IKM's 150% premium, implications for CKE and Aitken Creek Pieridae Energy (PEA) pays C$0.86 for IKM.
Ikkuma (IKM) was hovering at around C$0.33 for months.
However, the value was there and IKM was a grossly undervalued natural gas weighted stock although it had zero Montney exposure.
So today's IKM deal with Pieridae shows that a takeover premium can be 150%, if the value is there.
CKE's NAV per share on a 1P basis (proved reserves basis) is C$0.52 per share, according to the latest reserve report of December 2017. Meanwhile, the value for CKE's Aitken Creek pipeline (55 km) has been rising since December 2017.

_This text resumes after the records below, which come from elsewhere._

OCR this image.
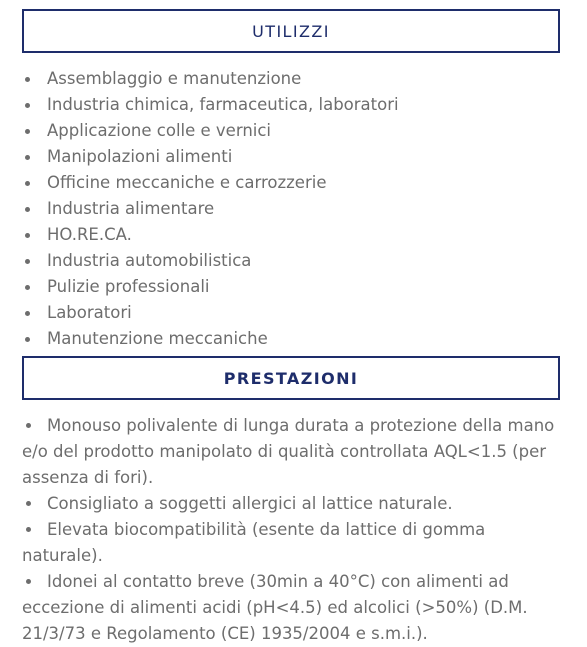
UTILIZZI
Assemblaggio e manutenzione
Industria chimica, farmaceutica, laboratori
Applicazione colle e vernici
Manipolazioni alimenti
Officine meccaniche e carrozzerie
Industria alimentare
HO.RE.CA.
Industria automobilistica
Pulizie professionali
Laboratori
Manutenzione meccaniche
PRESTAZIONI

Monouso polivalente di lunga durata a protezione della mano e/o del prodotto manipolato di qualità controllata AQL<1.5 (per assenza di fori).

Consigliato a soggetti allergici al lattice naturale.

Elevata biocompatibilità (esente da lattice di gomma naturale).

Idonei al contatto breve (30min a 40°C) con alimenti ad eccezione di alimenti acidi (pH<4.5) ed alcolici (>50%) (D.M. 21/3/73 e Regolamento (CE) 1935/2004 e s.m.i.).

According to the latest MD&A on Sedar, Chinook (CKE) received the first revenue (toll revenue) from this midstream asset in late 2017 and generated more toll revenue from this midstream asset in the first half of 2018 compared to the first half of 2017:
" We started reporting new toll revenue in June 2017 from our 12” Aitken Creek pipeline which is directly connected to the Alliance Pipeline. This resulted in higher processing and gathering revenues during the current reporting periods compared to the same periods of 2017. This pipeline also passes through our Birley, Martin Creek and Black Conroy lands and provides us with optionality upon the future development of a gas plant to flow directly to the Alliance Pipeline with access to Chicago markets, BC Station 2 via Enbridge’s T-North pipeline or connect to TCPL’s North Montney expansion when completed in 2019 or 2020. "
It goes without saying that its value will continue to rise thanks to the completion of the North Montney project in 2019.
This midstream asset was idle (it was on care and maintenance until early 2017), so it had little value back then, according to the Q1 and Q2 2017 reports.